First, though, we had one final activity left: visiting a township. I had been looking forward to comparing this with my experience of the slums of Nairobi (Kibera), and as we headed
Table Mountain watching over the new housing in the township of Langa
into Langa it became immediately apparent that the two are worlds apart. Langa, after all, was a planned community designated for black Africans during the Apartheid era, purpose-built by the authorities with transparency and control in mind - a direct contrast to the origins of Kenya’s slums, which struggled to register at all on the authorities’ radar. We had seen little evidence of official aid in Kibera, and tourism was definitely in its infancy, exposing us unapologetically to the raw reality of filth, extreme poverty and rampant disease. In Langa, minibuses full of tourists were pouring into the vibrant chaos. We heard rumour of a B&B in the neighbourhood, and we even ate (somewhat tentatively) alongside locals in a crazily raucous, jam-packed café. Unthinkable in Kibera.

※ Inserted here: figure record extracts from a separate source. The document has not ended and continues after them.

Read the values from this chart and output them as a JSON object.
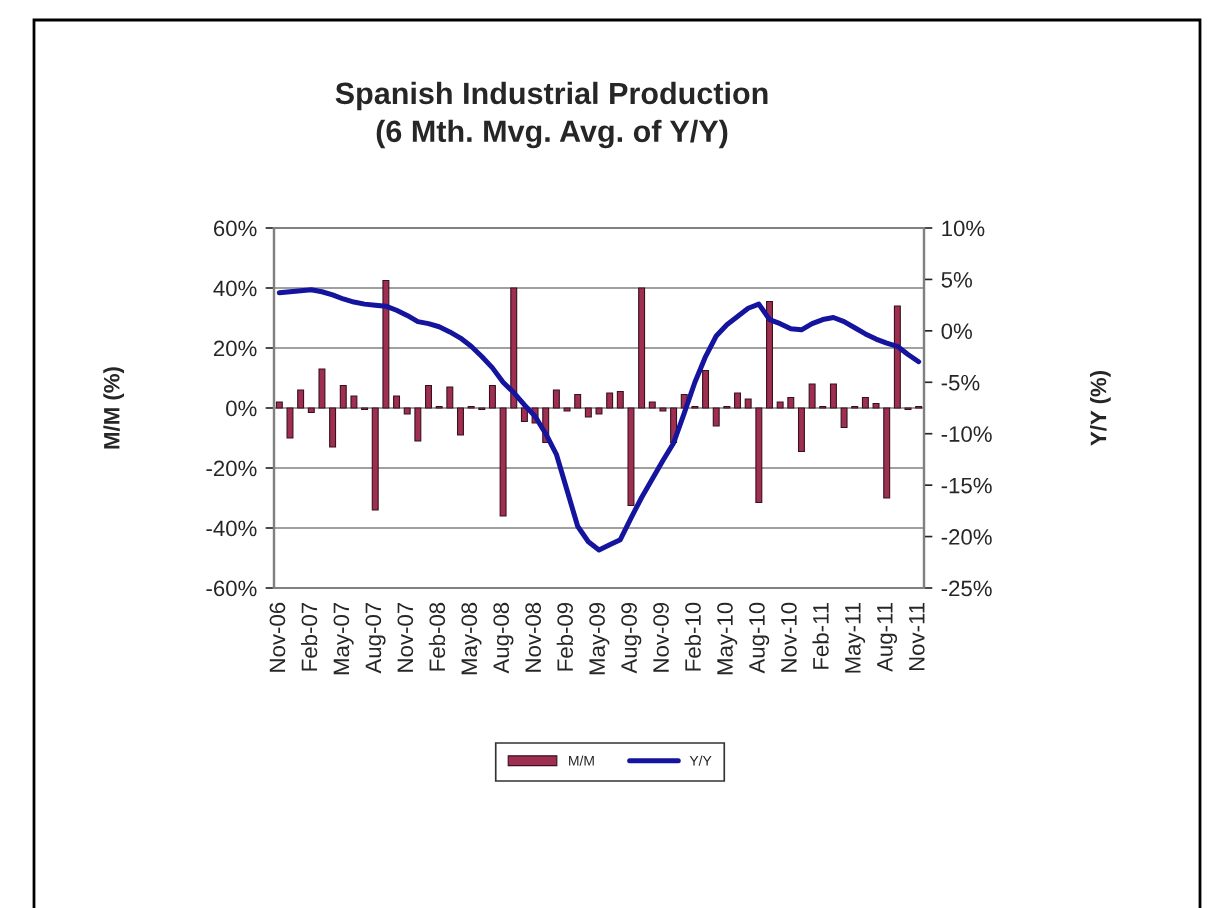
{
  "chart_data": {
    "type": "bar",
    "title": "Spanish Industrial Production",
    "subtitle": "(6 Mth. Mvg. Avg. of Y/Y)",
    "ylabel": "M/M (%)",
    "y2label": "Y/Y (%)",
    "categories": [
      "Nov-06",
      null,
      null,
      "Feb-07",
      null,
      null,
      "May-07",
      null,
      null,
      "Aug-07",
      null,
      null,
      "Nov-07",
      null,
      null,
      "Feb-08",
      null,
      null,
      "May-08",
      null,
      null,
      "Aug-08",
      null,
      null,
      "Nov-08",
      null,
      null,
      "Feb-09",
      null,
      null,
      "May-09",
      null,
      null,
      "Aug-09",
      null,
      null,
      "Nov-09",
      null,
      null,
      "Feb-10",
      null,
      null,
      "May-10",
      null,
      null,
      "Aug-10",
      null,
      null,
      "Nov-10",
      null,
      null,
      "Feb-11",
      null,
      null,
      "May-11",
      null,
      null,
      "Aug-11",
      null,
      null,
      "Nov-11"
    ],
    "series": [
      {
        "name": "M/M",
        "color": "#9e2f50",
        "values": [
          2,
          -10,
          6,
          -1.5,
          13,
          -13,
          7.5,
          4,
          -0.5,
          -34,
          42.5,
          4,
          -2,
          -11,
          7.5,
          0.5,
          7,
          -9,
          0.5,
          -0.5,
          7.5,
          -36,
          40,
          -4.5,
          -5,
          -11.5,
          6,
          -1,
          4.5,
          -3,
          -2,
          5,
          5.5,
          -32.5,
          40,
          2,
          -1,
          -11.5,
          4.5,
          0.5,
          12.5,
          -6,
          0.5,
          5,
          3,
          -31.5,
          35.5,
          2,
          3.5,
          -14.5,
          8,
          0.5,
          8,
          -6.5,
          0.5,
          3.5,
          1.5,
          -30,
          34,
          -0.5,
          0.5
        ]
      },
      {
        "name": "Y/Y",
        "type": "line",
        "axis": "y2",
        "color": "#14149e",
        "values": [
          3.7,
          3.8,
          3.9,
          4.0,
          3.8,
          3.5,
          3.1,
          2.8,
          2.6,
          2.5,
          2.4,
          2.0,
          1.5,
          0.9,
          0.7,
          0.4,
          -0.1,
          -0.7,
          -1.5,
          -2.5,
          -3.6,
          -5.0,
          -6.0,
          -7.2,
          -8.3,
          -10.0,
          -12.0,
          -15.5,
          -19.0,
          -20.5,
          -21.3,
          -20.8,
          -20.3,
          -18.2,
          -16.2,
          -14.4,
          -12.6,
          -10.9,
          -8.0,
          -5.0,
          -2.5,
          -0.5,
          0.6,
          1.4,
          2.2,
          2.6,
          1.1,
          0.7,
          0.2,
          0.1,
          0.7,
          1.1,
          1.3,
          0.9,
          0.3,
          -0.3,
          -0.8,
          -1.2,
          -1.5,
          -2.3,
          -3.0
        ]
      }
    ],
    "ylim": [
      -60,
      60
    ],
    "yticks": [
      {
        "value": -60,
        "label": "-60%"
      },
      {
        "value": -40,
        "label": "-40%"
      },
      {
        "value": -20,
        "label": "-20%"
      },
      {
        "value": 0,
        "label": "0%"
      },
      {
        "value": 20,
        "label": "20%"
      },
      {
        "value": 40,
        "label": "40%"
      },
      {
        "value": 60,
        "label": "60%"
      }
    ],
    "y2lim": [
      -25,
      10
    ],
    "y2ticks": [
      {
        "value": -25,
        "label": "-25%"
      },
      {
        "value": -20,
        "label": "-20%"
      },
      {
        "value": -15,
        "label": "-15%"
      },
      {
        "value": -10,
        "label": "-10%"
      },
      {
        "value": -5,
        "label": "-5%"
      },
      {
        "value": 0,
        "label": "0%"
      },
      {
        "value": 5,
        "label": "5%"
      },
      {
        "value": 10,
        "label": "10%"
      }
    ],
    "grid": "y",
    "legend": "bottom"
  }
}
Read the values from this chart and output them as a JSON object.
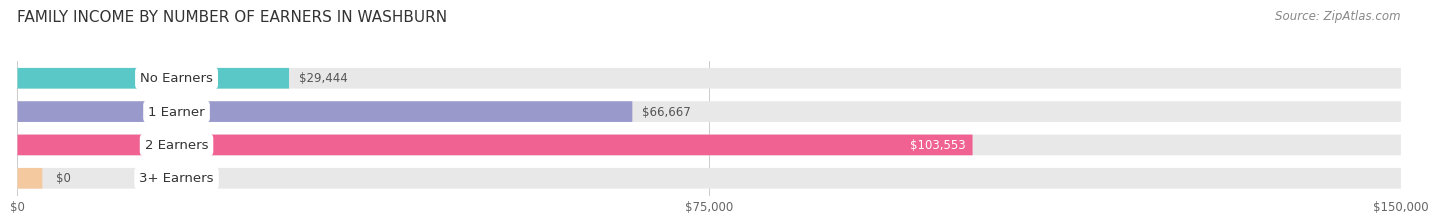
{
  "title": "FAMILY INCOME BY NUMBER OF EARNERS IN WASHBURN",
  "source": "Source: ZipAtlas.com",
  "categories": [
    "No Earners",
    "1 Earner",
    "2 Earners",
    "3+ Earners"
  ],
  "values": [
    29444,
    66667,
    103553,
    0
  ],
  "bar_colors": [
    "#5bc8c8",
    "#9999cc",
    "#f06292",
    "#f5c9a0"
  ],
  "bg_bar_color": "#e8e8e8",
  "value_labels": [
    "$29,444",
    "$66,667",
    "$103,553",
    "$0"
  ],
  "xlim": [
    0,
    150000
  ],
  "xticks": [
    0,
    75000,
    150000
  ],
  "xtick_labels": [
    "$0",
    "$75,000",
    "$150,000"
  ],
  "background_color": "#ffffff",
  "title_fontsize": 11,
  "source_fontsize": 8.5,
  "label_fontsize": 9.5,
  "value_fontsize": 8.5,
  "bar_height": 0.62,
  "bar_gap": 0.38
}
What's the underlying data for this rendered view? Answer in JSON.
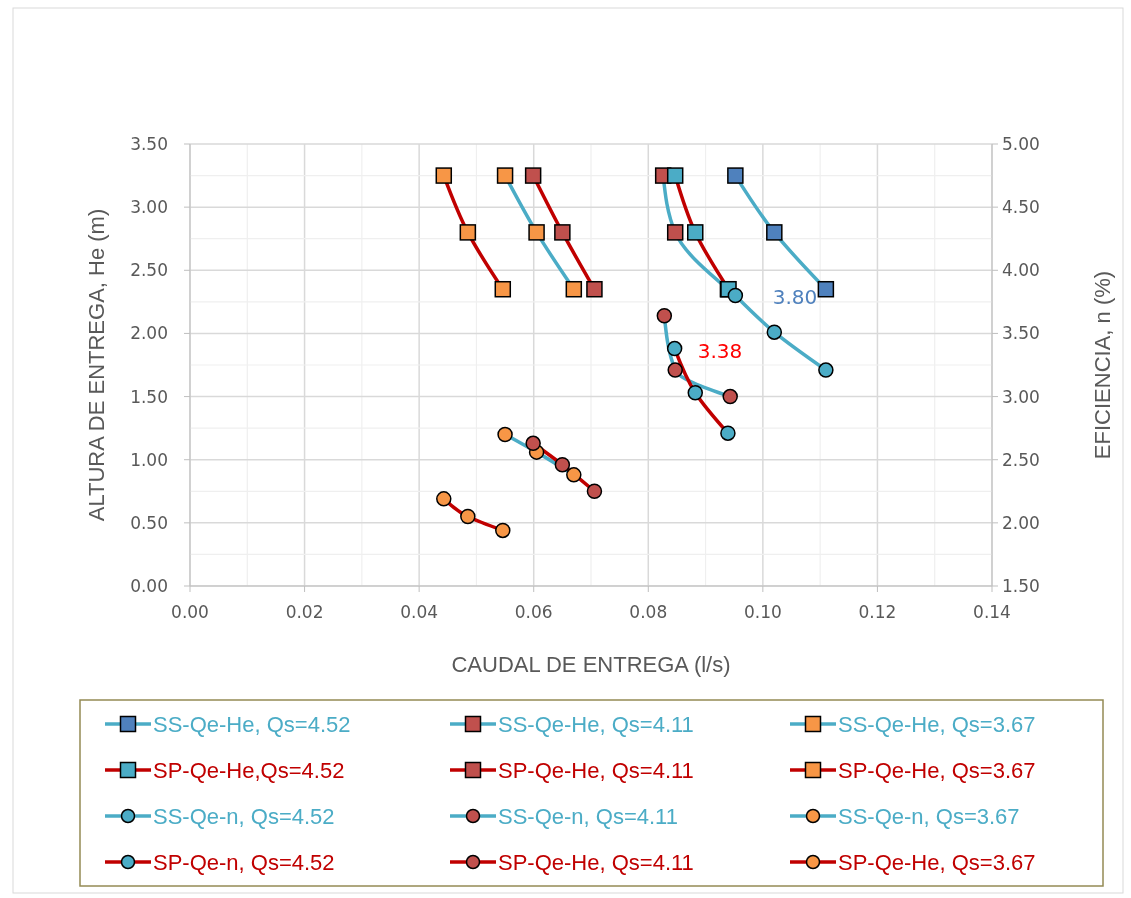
{
  "chart_data": {
    "type": "line",
    "xlabel": "CAUDAL DE ENTREGA (l/s)",
    "ylabel": "ALTURA DE ENTREGA, He (m)",
    "y2label": "EFICIENCIA, n (%)",
    "xlim": [
      0,
      0.14
    ],
    "xticks": [
      {
        "value": 0,
        "label": "0.00"
      },
      {
        "value": 0.02,
        "label": "0.02"
      },
      {
        "value": 0.04,
        "label": "0.04"
      },
      {
        "value": 0.06,
        "label": "0.06"
      },
      {
        "value": 0.08,
        "label": "0.08"
      },
      {
        "value": 0.1,
        "label": "0.10"
      },
      {
        "value": 0.12,
        "label": "0.12"
      },
      {
        "value": 0.14,
        "label": "0.14"
      }
    ],
    "ylim": [
      0,
      3.5
    ],
    "yticks": [
      {
        "value": 0,
        "label": "0.00"
      },
      {
        "value": 0.5,
        "label": "0.50"
      },
      {
        "value": 1,
        "label": "1.00"
      },
      {
        "value": 1.5,
        "label": "1.50"
      },
      {
        "value": 2,
        "label": "2.00"
      },
      {
        "value": 2.5,
        "label": "2.50"
      },
      {
        "value": 3,
        "label": "3.00"
      },
      {
        "value": 3.5,
        "label": "3.50"
      }
    ],
    "y2lim": [
      1.5,
      5
    ],
    "y2ticks": [
      {
        "value": 1.5,
        "label": "1.50"
      },
      {
        "value": 2,
        "label": "2.00"
      },
      {
        "value": 2.5,
        "label": "2.50"
      },
      {
        "value": 3,
        "label": "3.00"
      },
      {
        "value": 3.5,
        "label": "3.50"
      },
      {
        "value": 4,
        "label": "4.00"
      },
      {
        "value": 4.5,
        "label": "4.50"
      },
      {
        "value": 5,
        "label": "5.00"
      }
    ],
    "grid": true,
    "legend": "bottom",
    "series": [
      {
        "name": "SS-Qe-He, Qs=4.52",
        "color": "#4bacc6",
        "colors": [
          "#4f81bd",
          "#4f81bd",
          "#4f81bd"
        ],
        "marker": "square",
        "x": [
          0.0952,
          0.102,
          0.111
        ],
        "values": [
          3.25,
          2.8,
          2.35
        ]
      },
      {
        "name": "SS-Qe-He, Qs=4.11",
        "color": "#4bacc6",
        "colors": [
          "#c0504d",
          "#c0504d",
          "#c0504d"
        ],
        "marker": "square",
        "x": [
          0.0826,
          0.0847,
          0.0939
        ],
        "values": [
          3.25,
          2.8,
          2.35
        ]
      },
      {
        "name": "SS-Qe-He, Qs=3.67",
        "color": "#4bacc6",
        "colors": [
          "#f79646",
          "#f79646",
          "#f79646"
        ],
        "marker": "square",
        "x": [
          0.055,
          0.0605,
          0.067
        ],
        "values": [
          3.25,
          2.8,
          2.35
        ]
      },
      {
        "name": "SP-Qe-He,Qs=4.52",
        "color": "#c00000",
        "colors": [
          "#4bacc6",
          "#4bacc6",
          "#4bacc6"
        ],
        "marker": "square",
        "x": [
          0.0847,
          0.0882,
          0.094
        ],
        "values": [
          3.25,
          2.8,
          2.35
        ]
      },
      {
        "name": "SP-Qe-He, Qs=4.11",
        "color": "#c00000",
        "colors": [
          "#c0504d",
          "#c0504d",
          "#c0504d"
        ],
        "marker": "square",
        "x": [
          0.0599,
          0.065,
          0.0706
        ],
        "values": [
          3.25,
          2.8,
          2.35
        ]
      },
      {
        "name": "SP-Qe-He, Qs=3.67",
        "color": "#c00000",
        "colors": [
          "#f79646",
          "#f79646",
          "#f79646"
        ],
        "marker": "square",
        "x": [
          0.0443,
          0.0485,
          0.0546
        ],
        "values": [
          3.25,
          2.8,
          2.35
        ]
      },
      {
        "name": "SS-Qe-n, Qs=4.52",
        "color": "#4bacc6",
        "colors": [
          "#4bacc6",
          "#4bacc6",
          "#4bacc6"
        ],
        "marker": "circle",
        "axis": "y2",
        "x": [
          0.0952,
          0.102,
          0.111
        ],
        "values": [
          3.8,
          3.51,
          3.21
        ]
      },
      {
        "name": "SS-Qe-n, Qs=4.11",
        "color": "#4bacc6",
        "colors": [
          "#c0504d",
          "#c0504d",
          "#c0504d"
        ],
        "marker": "circle",
        "axis": "y2",
        "x": [
          0.0828,
          0.0847,
          0.0943
        ],
        "values": [
          3.64,
          3.21,
          3.0
        ]
      },
      {
        "name": "SS-Qe-n, Qs=3.67",
        "color": "#4bacc6",
        "colors": [
          "#f79646",
          "#f79646",
          "#f79646"
        ],
        "marker": "circle",
        "axis": "y2",
        "x": [
          0.055,
          0.0605,
          0.067
        ],
        "values": [
          2.7,
          2.56,
          2.38
        ]
      },
      {
        "name": "SP-Qe-n, Qs=4.52",
        "color": "#c00000",
        "colors": [
          "#4bacc6",
          "#4bacc6",
          "#4bacc6"
        ],
        "marker": "circle",
        "axis": "y2",
        "x": [
          0.0846,
          0.0882,
          0.0939
        ],
        "values": [
          3.38,
          3.03,
          2.71
        ]
      },
      {
        "name": "SP-Qe-He, Qs=4.11",
        "color": "#c00000",
        "colors": [
          "#c0504d",
          "#c0504d",
          "#c0504d"
        ],
        "marker": "circle",
        "axis": "y2",
        "x": [
          0.0599,
          0.065,
          0.0706
        ],
        "values": [
          2.63,
          2.46,
          2.25
        ]
      },
      {
        "name": "SP-Qe-He, Qs=3.67",
        "color": "#c00000",
        "colors": [
          "#f79646",
          "#f79646",
          "#f79646"
        ],
        "marker": "circle",
        "axis": "y2",
        "x": [
          0.0443,
          0.0485,
          0.0546
        ],
        "values": [
          2.19,
          2.05,
          1.94
        ]
      }
    ],
    "annotations": [
      "3.80",
      "3.38"
    ]
  }
}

Langa consisted of an incongruous mishmash of different types of housing. Kibera-style corrugated iron shacks and down-at-heel brick tenements rubbed shoulders uneasily with neat, middle-class bungalows and new-builds not unlike a Milton Keynes estate. It looked like a community undergoing a face lift, presumably as part of the government 'upgrading’ initiatives of recent years and (looking cynically at the
proximity of Langa to the airport) a clean-up operation for the World Cup. The guided tour was very organised and it was impossible to judge whether we were being presented with just one superficial face of Langa. Certainly the tour gave the impression of a vibrant, open and evolving community; however I couldn’t help but wonder how different classes of housing could possibly be introduced into an established slum without disrupting social cohesion and order.
Leaving Langa, we boarded Kwando for the last time and headed for our final destination – a backpackers hostel a few minutes from the centre of town.